Interdisciplinarity

Coursework, Creative Arts 1.1 Experience Creative Arts, Creative Arts BA (Hons), Project 3: Understanding Interdisciplinarity, Research & Reflection

I thought it would be useful to write down some of my ideas about what interdisciplinarity is before I properly embark on this unit, to see how my ideas evolve as I learn more about it.

For me, it seems a modern phenomenon to separate out ideas into academic subjects. When you look back at ancient times in the early days of academia, people studied far more holistically. The greats of Aristotle, Plato etc weren’t experts in one subject, they interweaved ideas to make new areas of study. Then over time, we seem to have become more and more streamlined in our thinking. In doing so, I think we have lost a lot of creativity and thinking.

Interdisciplinary working uses a range of disciplines to create something new. It involves transforming and creating a new language out of an integrated approach to both thinking and working. Its practical nature reaches outwards and therefore requires us to form connections with ideas from a broader cultural context.

OCA learning materials

This is getting back to a purer ore innate way of looking at the world. It is how children discover new things and learn. Young children don’t do “Art” and “Maths”, they make marks in the mud, count buttons, construct sculptures from sticks, make music using spoons and their plates.

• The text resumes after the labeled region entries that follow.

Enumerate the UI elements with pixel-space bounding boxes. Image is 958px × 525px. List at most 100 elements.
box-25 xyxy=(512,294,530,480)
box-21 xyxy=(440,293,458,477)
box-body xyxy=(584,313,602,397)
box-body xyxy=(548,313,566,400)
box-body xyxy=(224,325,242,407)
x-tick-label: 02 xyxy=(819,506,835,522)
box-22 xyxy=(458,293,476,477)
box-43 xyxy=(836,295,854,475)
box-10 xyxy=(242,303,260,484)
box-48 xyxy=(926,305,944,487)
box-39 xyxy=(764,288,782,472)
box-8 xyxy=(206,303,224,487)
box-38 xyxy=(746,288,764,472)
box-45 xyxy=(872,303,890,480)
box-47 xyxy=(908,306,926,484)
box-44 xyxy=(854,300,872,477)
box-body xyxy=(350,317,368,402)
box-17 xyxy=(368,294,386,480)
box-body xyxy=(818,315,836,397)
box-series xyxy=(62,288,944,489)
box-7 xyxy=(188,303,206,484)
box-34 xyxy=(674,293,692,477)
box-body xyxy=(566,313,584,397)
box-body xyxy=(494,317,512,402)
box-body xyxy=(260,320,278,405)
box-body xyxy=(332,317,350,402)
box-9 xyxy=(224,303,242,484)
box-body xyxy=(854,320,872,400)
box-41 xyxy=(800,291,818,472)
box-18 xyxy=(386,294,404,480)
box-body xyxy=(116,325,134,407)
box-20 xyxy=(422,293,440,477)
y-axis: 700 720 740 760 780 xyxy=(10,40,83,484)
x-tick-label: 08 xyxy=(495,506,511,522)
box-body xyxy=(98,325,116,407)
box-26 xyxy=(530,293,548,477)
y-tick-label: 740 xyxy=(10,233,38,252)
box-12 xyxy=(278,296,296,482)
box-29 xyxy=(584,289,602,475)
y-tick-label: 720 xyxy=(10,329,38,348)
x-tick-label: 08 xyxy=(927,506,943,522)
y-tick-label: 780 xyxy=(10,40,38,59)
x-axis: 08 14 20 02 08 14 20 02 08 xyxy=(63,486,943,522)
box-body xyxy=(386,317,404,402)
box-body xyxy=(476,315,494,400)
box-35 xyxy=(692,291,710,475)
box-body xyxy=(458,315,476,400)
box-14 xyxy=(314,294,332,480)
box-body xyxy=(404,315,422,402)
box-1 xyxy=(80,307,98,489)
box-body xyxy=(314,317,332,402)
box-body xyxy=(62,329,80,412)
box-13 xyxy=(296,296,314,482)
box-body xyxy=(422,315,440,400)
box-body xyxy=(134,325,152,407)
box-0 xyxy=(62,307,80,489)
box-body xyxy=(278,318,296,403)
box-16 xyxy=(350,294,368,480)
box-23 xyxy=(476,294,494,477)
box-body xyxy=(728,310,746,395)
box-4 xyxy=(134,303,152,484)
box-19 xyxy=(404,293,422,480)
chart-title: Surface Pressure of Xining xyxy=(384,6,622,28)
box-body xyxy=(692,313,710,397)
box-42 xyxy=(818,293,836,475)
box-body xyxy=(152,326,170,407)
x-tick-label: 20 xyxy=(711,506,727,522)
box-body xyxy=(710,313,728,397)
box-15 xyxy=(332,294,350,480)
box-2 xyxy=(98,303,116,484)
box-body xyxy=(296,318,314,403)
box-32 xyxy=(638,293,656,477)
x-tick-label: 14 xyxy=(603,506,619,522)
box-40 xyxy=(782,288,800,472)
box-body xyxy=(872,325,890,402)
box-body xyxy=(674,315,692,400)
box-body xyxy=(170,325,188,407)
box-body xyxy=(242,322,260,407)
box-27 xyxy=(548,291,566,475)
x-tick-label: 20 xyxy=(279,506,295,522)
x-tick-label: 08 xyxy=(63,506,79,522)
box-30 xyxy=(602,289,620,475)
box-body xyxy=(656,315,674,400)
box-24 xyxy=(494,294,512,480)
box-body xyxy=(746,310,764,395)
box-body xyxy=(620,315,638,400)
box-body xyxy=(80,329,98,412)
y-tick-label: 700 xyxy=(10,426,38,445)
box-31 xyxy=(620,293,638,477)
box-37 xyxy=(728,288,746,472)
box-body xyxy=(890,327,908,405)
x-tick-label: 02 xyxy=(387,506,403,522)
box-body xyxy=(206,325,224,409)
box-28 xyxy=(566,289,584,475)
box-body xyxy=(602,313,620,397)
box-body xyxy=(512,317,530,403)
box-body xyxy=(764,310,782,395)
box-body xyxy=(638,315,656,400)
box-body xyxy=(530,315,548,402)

Interdisciplinarity Definitions

Image from learn.oca.ac.uk

I like this visual image on the oca learn site to explain what interdisciplinarity is. It goes beyond a cross-discipline (viewing one discipline from the position of another) and multidiscipline (working with different areas of study at the same time as separate entities) to more integrative practice.

Interdisciplinarity is the study of two or more disciplines with concepts from both the arts and broader global views with the aim to form something new (hybridised).